Jill Biden, en tant que première domestique spéciale du Président d’un des empires viriarcaux les plus puissants au monde, lave les crimes des hommes à l’égard des autres hommes, ou plutôt, offre un nouvel accord de paix viri-progressiste, après que son mari a invité le tiktokeur Dylan Mulvaney à la Maison-Blanche, à l’égard des hommes maltraités par les autres hommes parce que leur orientation sexuelle ou leurs paraphilies contrarient l’archétype de la masculinité virile. Ne vous y trompez-pas, c’est le combat d’un type d’homme — majoritairement de droite et réactionnaire — contre un autre type d’homme, majoritairement de gauche et soi-disant progressiste. Évidemment, il y a de nombreux hommes APG ou HSTS du côté de la droite, comme Blaire White, qui a une vision progressiste et non réactionnaire sur les droits des femmes et des homosexuels, ou encore des AGP explicitement fascistes et homophobes, lorsque la totalité des transactivistes de gauche sont en revanche un ramassis de misogynes camouflés qui exploitent une manne politique pour exprimer leur haine des femmes ainsi que leur homophobie. L’attirance homosexuelle étant, pour le transactivisme progressiste, quelque chose de transphobe se réduisant à des « préférences génitales » que les homosexuel·les (surtout les lesbiennes) doivent « désapprendre ».

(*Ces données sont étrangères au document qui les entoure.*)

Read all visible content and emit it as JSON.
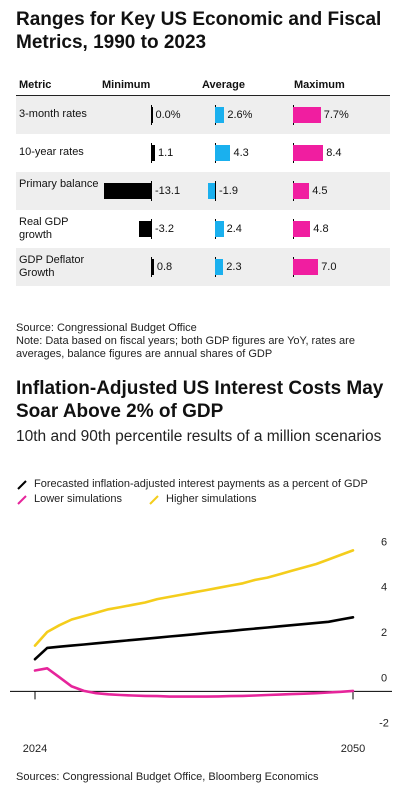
{
  "table": {
    "title": "Ranges for Key US Economic and Fiscal Metrics, 1990 to 2023",
    "headers": [
      "Metric",
      "Minimum",
      "Average",
      "Maximum"
    ],
    "rows": [
      {
        "metric": "3-month rates",
        "min": "0.0%",
        "avg": "2.6%",
        "max": "7.7%",
        "minv": 0.0,
        "avgv": 2.6,
        "maxv": 7.7
      },
      {
        "metric": "10-year rates",
        "min": "1.1",
        "avg": "4.3",
        "max": "8.4",
        "minv": 1.1,
        "avgv": 4.3,
        "maxv": 8.4
      },
      {
        "metric": "Primary balance",
        "min": "-13.1",
        "avg": "-1.9",
        "max": "4.5",
        "minv": -13.1,
        "avgv": -1.9,
        "maxv": 4.5
      },
      {
        "metric": "Real GDP growth",
        "min": "-3.2",
        "avg": "2.4",
        "max": "4.8",
        "minv": -3.2,
        "avgv": 2.4,
        "maxv": 4.8
      },
      {
        "metric": "GDP Deflator Growth",
        "min": "0.8",
        "avg": "2.3",
        "max": "7.0",
        "minv": 0.8,
        "avgv": 2.3,
        "maxv": 7.0
      }
    ],
    "source": "Source: Congressional Budget Office",
    "note": "Note: Data based on fiscal years; both GDP figures are YoY, rates are averages, balance figures are annual shares of GDP"
  },
  "chart_data": {
    "type": "line",
    "title": "Inflation-Adjusted US Interest Costs May Soar Above 2% of GDP",
    "subtitle": "10th and 90th percentile results of a million scenarios",
    "x": [
      2024,
      2025,
      2026,
      2027,
      2028,
      2029,
      2030,
      2031,
      2032,
      2033,
      2034,
      2035,
      2036,
      2037,
      2038,
      2039,
      2040,
      2041,
      2042,
      2043,
      2044,
      2045,
      2046,
      2047,
      2048,
      2049,
      2050
    ],
    "xticks": [
      "2024",
      "2050"
    ],
    "yticks": [
      "6",
      "4",
      "2",
      "0",
      "-2"
    ],
    "ylim": [
      -2.5,
      6.5
    ],
    "series": [
      {
        "name": "Forecasted inflation-adjusted interest payments as a percent of GDP",
        "color": "#000000",
        "values": [
          0.8,
          1.3,
          1.35,
          1.4,
          1.45,
          1.5,
          1.55,
          1.6,
          1.65,
          1.7,
          1.75,
          1.8,
          1.85,
          1.9,
          1.95,
          2.0,
          2.05,
          2.1,
          2.15,
          2.2,
          2.25,
          2.3,
          2.35,
          2.4,
          2.45,
          2.55,
          2.65
        ]
      },
      {
        "name": "Lower simulations",
        "color": "#e6259b",
        "values": [
          0.3,
          0.4,
          0.0,
          -0.4,
          -0.6,
          -0.7,
          -0.75,
          -0.78,
          -0.8,
          -0.82,
          -0.83,
          -0.85,
          -0.85,
          -0.85,
          -0.85,
          -0.84,
          -0.83,
          -0.82,
          -0.8,
          -0.78,
          -0.76,
          -0.74,
          -0.72,
          -0.7,
          -0.67,
          -0.64,
          -0.6
        ]
      },
      {
        "name": "Higher simulations",
        "color": "#f4cd1c",
        "values": [
          1.4,
          2.0,
          2.3,
          2.55,
          2.7,
          2.85,
          3.0,
          3.1,
          3.2,
          3.3,
          3.45,
          3.55,
          3.65,
          3.75,
          3.85,
          3.95,
          4.05,
          4.15,
          4.3,
          4.4,
          4.55,
          4.7,
          4.85,
          5.0,
          5.2,
          5.4,
          5.6
        ]
      }
    ],
    "source": "Sources: Congressional Budget Office, Bloomberg Economics"
  }
}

Le crime capital, dans notre culture, c’est un crime dont seules les femmes se rendent coupables, et c’est le crime de refuser de satisfaire les désirs sexuels des hommes, peu importe leur orientation politique, leur religion et la manière dont ils se déguisent. C’est ce que nous rappelle la première servante de l’un des hommes les plus puissants au monde en honorant un homme le jour consacré aux droits des femmes.